“En la región San Martín aún se vive esta ola de querer casar a las niñas cuando llegan a la etapa de menstruación. En las etnias las pintan como señal
de que pueden ser reclamadas por un varón y normalmente son reclamadas por adultos muy mayores que ellas. Las casan a temprana edad, sin
su consentimiento, porque los padres toman decisiones sin pensar en qué es lo que la niña quiere para su futuro, o si quiere estudiar o trabajar”,
cuenta la lideresa indígena del pueblo kiwcha, Ibis García Apagueño, sobre la dolorosa realidad de los matrimonios infantiles en el país.
“No les consultan justificando en el tema cultural.

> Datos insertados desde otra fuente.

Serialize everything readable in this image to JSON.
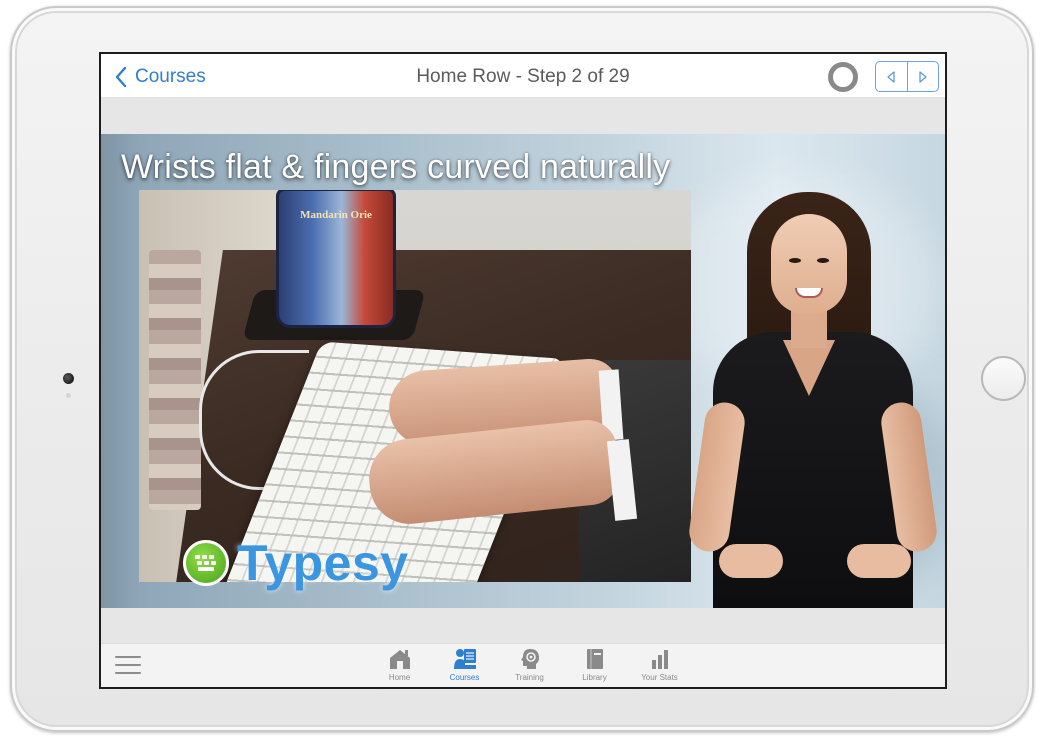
{
  "navbar": {
    "back_label": "Courses",
    "title": "Home Row - Step 2 of 29"
  },
  "video": {
    "title": "Wrists flat & fingers curved naturally",
    "mug_text": "Mandarin Orie",
    "brand": "Typesy"
  },
  "tabbar": {
    "tabs": [
      {
        "label": "Home",
        "icon": "home-icon",
        "active": false
      },
      {
        "label": "Courses",
        "icon": "courses-icon",
        "active": true
      },
      {
        "label": "Training",
        "icon": "training-icon",
        "active": false
      },
      {
        "label": "Library",
        "icon": "library-icon",
        "active": false
      },
      {
        "label": "Your Stats",
        "icon": "stats-icon",
        "active": false
      }
    ]
  },
  "colors": {
    "accent": "#2f7fd0",
    "inactive": "#8a8a8a",
    "typesy_blue": "#3a96e0",
    "typesy_green": "#5cb82a"
  }
}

Las niñas sufren un impacto psicológico y hay una frustración en el tema de educación porque dejan de estudiar o porque la persona que es su esposo se dedica a llenarles de hijos y a esclavizarle como ama de casa. Muchos de estos matrimonios terminan con feminicidio”.
Los derechos de las niñas y las adolescentes se hallan constantemente vulnerados en el Perú.
El incremento de la maternidad de las niñas de 10 a 14 años va de la mano con un aumento de los reportes de violencia sexual, pues el
registro de nacimientos vivos en niñas de 10 a 14 años aumentó de 1,158 a 1,430 entre el 2020 y 2021, y luego a 1,625 nacimientos vivos
en el 2022, según cifras disponibles del Ministerio de Salud a la fecha.